Après 9 années passées au Japon, c’est en 1991 que je reprenais L’Oasis, institution azuréenne menée de main de maître par Louis Outhier. Très vite, mes frères Antoine et François rejoignaient l’aventure. L’année suivante, deux étoiles nous furent décernées par le Guide Michelin et la greffe avait pris !
Aujourd’hui, notre belle maison offre de multiples facettes : outre le restaurant gastronomique, L’Oasis c’est aussi un bistrot « L’Etage », une Pâtisserie-Boulangerie-Chocolaterie et « Les Ateliers de L’Oasis ».
Quelle a été votre plus grande émotion gastronomique ?
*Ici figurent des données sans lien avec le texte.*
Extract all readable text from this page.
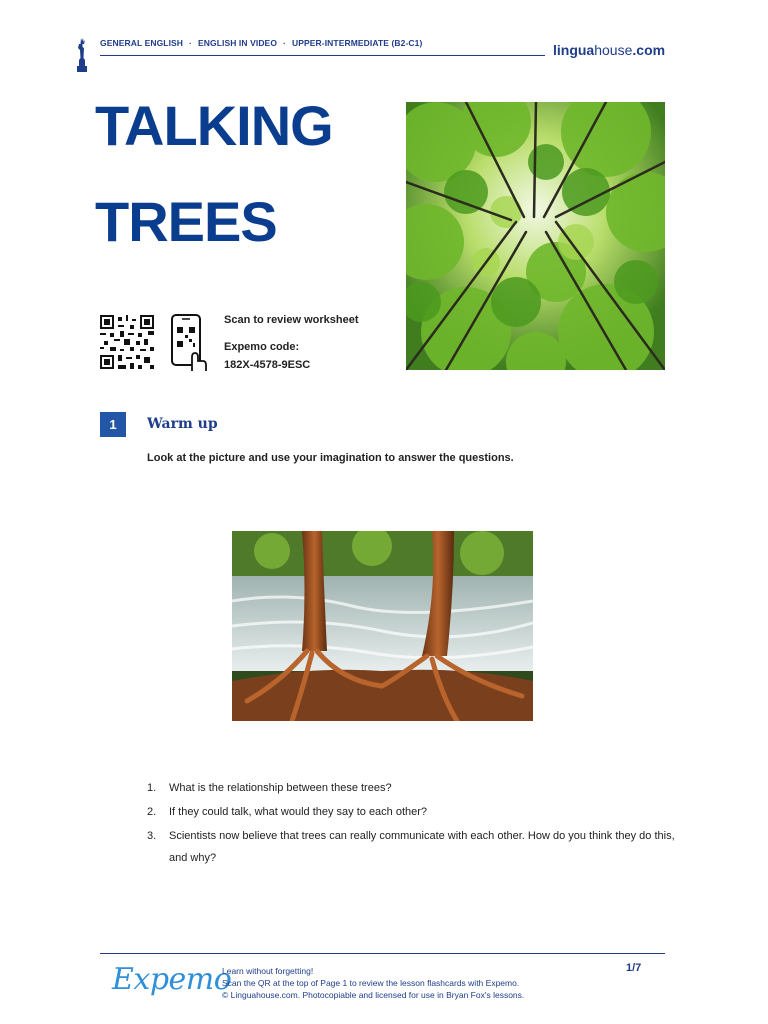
GENERAL ENGLISH · ENGLISH IN VIDEO · UPPER-INTERMEDIATE (B2-C1)	linguahouse.com
TALKING
TREES
Scan to review worksheet
Expemo code:
182X-4578-9ESC
1	Warm up
Look at the picture and use your imagination to answer the questions.
1.	What is the relationship between these trees?
2.	If they could talk, what would they say to each other?
3.	Scientists now believe that trees can really communicate with each other. How do you think they do this, and why?
Expemo
Learn without forgetting!
Scan the QR at the top of Page 1 to review the lesson flashcards with Expemo.
© Linguahouse.com. Photocopiable and licensed for use in Bryan Fox's lessons.
1/7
Elle remonte à l’école hôtelière où je découvrais toute la sapidité des sauces poisson faites à la minute : de la découpe au sautoir, un peu de beurre, quelques échalotes ciselées, du vin blanc, le fumet, de la crème, une réduction, puis le nappage. Ces souvenirs sont largement aussi forts que nombre repas d’exception vécus par la suite.
L'incident de cuisine le plus amusant que vous ayez connu ?
J’étais alors en stage et un cuisinier « de petite taille » avait été envoyé au vivier à truites. Il mit un certain temps à revenir… avec sa truite… et trempé, bien sûr !
Votre meilleur conseil pour les cuisiniers du dimanche ?
Choisir un produit de saison, de grande qualité, travaillé le plus simplement possible. On cuisine forcément bien si on aime se faire plaisir et faire plaisir aux autres.